The former PM demanded that the government should publicise the vaccine dose orders placed with companies over the next six months. “If we want to vaccinate a target number in this period, we should place enough orders in advance so that producers can adhere to an agreed schedule of supply.”

He also asked for indications on how the expected supply would be distributed to states transparently and advised the Centre to retain 10 per cent doses for emergency needs and send the rest to states with clear signals of the likely availability so that the states could plan the rollout.

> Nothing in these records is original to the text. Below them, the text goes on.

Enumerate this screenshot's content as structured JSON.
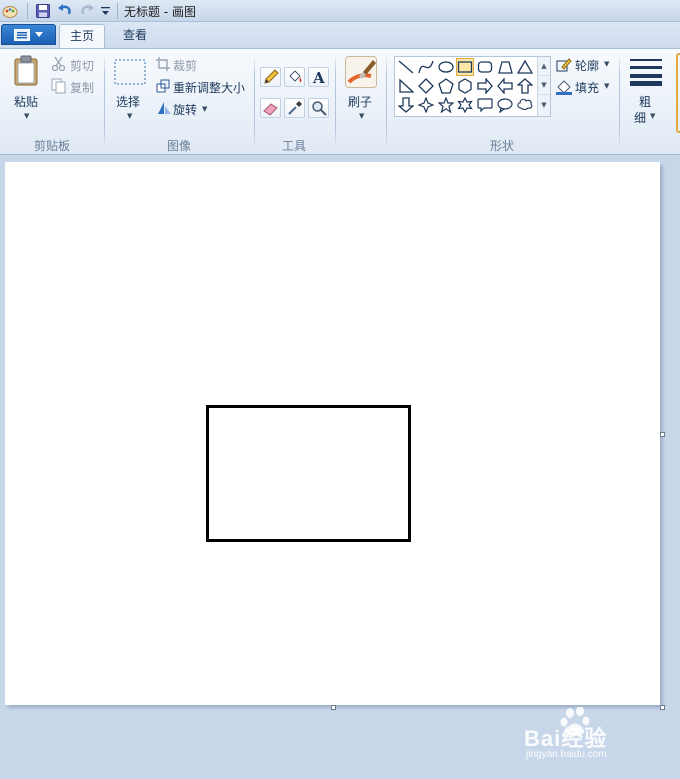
{
  "window": {
    "title": "无标题 - 画图"
  },
  "quick_access": {
    "icons": [
      "paint-app-icon",
      "save-icon",
      "undo-icon",
      "redo-icon",
      "customize-dropdown-icon"
    ]
  },
  "tabs": [
    {
      "label": "主页",
      "active": true
    },
    {
      "label": "查看",
      "active": false
    }
  ],
  "ribbon": {
    "clipboard": {
      "group_label": "剪贴板",
      "paste_label": "粘贴",
      "cut_label": "剪切",
      "copy_label": "复制"
    },
    "image": {
      "group_label": "图像",
      "select_label": "选择",
      "crop_label": "裁剪",
      "resize_label": "重新调整大小",
      "rotate_label": "旋转"
    },
    "tools": {
      "group_label": "工具",
      "items": [
        "pencil-icon",
        "fill-bucket-icon",
        "text-icon",
        "eraser-icon",
        "color-picker-icon",
        "magnifier-icon"
      ]
    },
    "brushes": {
      "label": "刷子"
    },
    "shapes": {
      "group_label": "形状",
      "outline_label": "轮廓",
      "fill_label": "填充",
      "selected_shape": "rectangle"
    },
    "size": {
      "label_line1": "粗",
      "label_line2": "细"
    }
  },
  "colors": {
    "accent_blue": "#1a5fb4",
    "selected_shape_bg": "#fde7a6",
    "canvas_bg": "#ffffff",
    "workspace_bg": "#c8d6ea",
    "drawn_stroke": "#000000"
  },
  "watermark": {
    "text": "Bai经验",
    "subtext": "jingyan.baidu.com"
  }
}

Urging flexibility for states to define frontline workers below 45 years who could be vaccinated, the former PM wrote, “States may want to designate schoolteachers, drivers, municipal and panchayat staff, and possibly lawyers, who have to attend courts as frontline workers. They can then be vaccinated even if they are below 45 years.”

He called for proactive support from the government to vaccine producers to expand manufacturing facilities. Citing Israel, which has invoked compulsory licensing to produce vaccines, he wrote: “It is time for India to do the same so that a number of companies are able to produce the vaccines under a licence.”

The former PM also advocated import clearance to foreign-made jabs approved by credible regulators (the Centre has already done this) without insisting on domestic bridging trials.